The year was 1944, and the scientists at Eastman-Kodak were tasked with an important project (per the Michigan Institute of Technology). Their goal was to create a clear plastic that was sturdy enough to be used in a military weapon's gunsights. But like many scientific creations, their invention didn't have quite the usage they were (literally) aiming for.

A scientist named Dr. Harry Coover joined Eastman Kodak, located in New York, where he joined their chemical research team in 1944. Instead of making a gunsight plastic, Coover created a see-through liquid that had a powerful reaction with any amount of moisture. The liquid would react on almost any surface. It was outrageously sticky — Coover was unsure what to do with it. It wouldn't be suitable for a gunsight, so he put it aside and began experimenting with other options for the time being, per The New York Times.

But Coover didn't forget about the invention, and he got another chance to experiment with the liquid, called cyanoacrylate, later in his career.
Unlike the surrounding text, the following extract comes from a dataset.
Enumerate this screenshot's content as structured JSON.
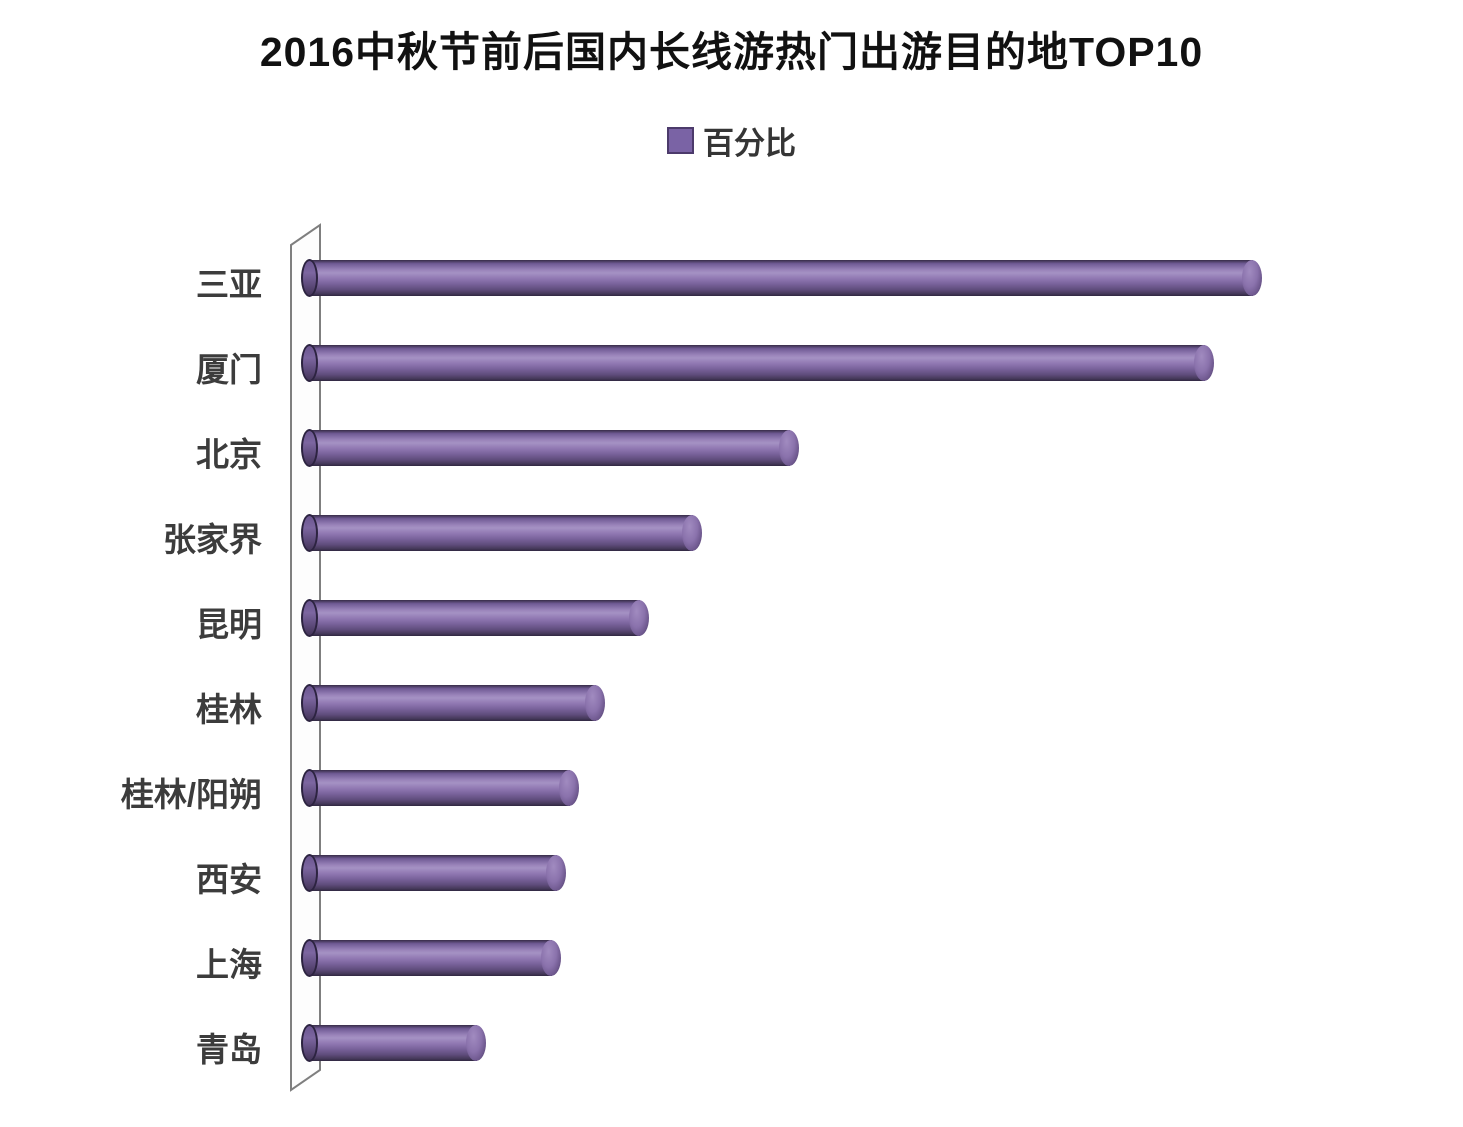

In 1951, Coover began a new position at a different Eastman Kodak branch, which allowed him to keep experimenting with cyanoacrylate.

Testing the power of super glue

Coover and the research team basically spent a lot of time gluing things together with the super glue to test its properties (via the Michigan Institute of Technology). According to The New York Times, as Coover was testing the substance one day, he ruined a $3,000 machine in his science lab when he realized he couldn't get the super glue off a refractor. 

Aside from being super sticky, the glue also didn't need to be heated up or pressed on in order to work (via the Michigan Institute of Technology). This was a positive for Coover, who began researching a heat-resistant substance to hold the canopies onto jet planes in extreme flying conditions.

According to Military Times, doctors later figured out other uses for the glue: It could hold severe wounds closed so that soldiers wouldn't bleed out before they could receive medical treatment. The company named the substance "Eastman 910," but later changed it to the more catchy name, "Super Glue."

The many uses of super glue

Some of the first versions of the substance were too harsh on human skin, so later versions were tweaked for medical use (via Michigan Institute of Technology). Doctors were able to piece together arteries during surgery using the substance, and dental surgeons used its strength on human teeth. Military Times reports that you might know it by its other names, Traumaseal and Dermabond. These are safer versions of super glue for use by doctors, surgeons, and dentists. The inventor, Coover, said of the new achievement, "That's something I'm very proud of — the number of lives that were saved."

People continue to find inventive new uses for the substance, like morticians, who use it to glue shut the lips or eyes of the deceased (per Britannica).

The Kingsport Times-News reports that Coover even got to show off his invention to the world on the show "I've Got a Secret," when he and the host hung from metal bars after applying just one drop of super glue each. Coover would go on to hold more than 460 patents, and was inducted into the National Inventors Hall of Fame for his significant scientific breakthroughs.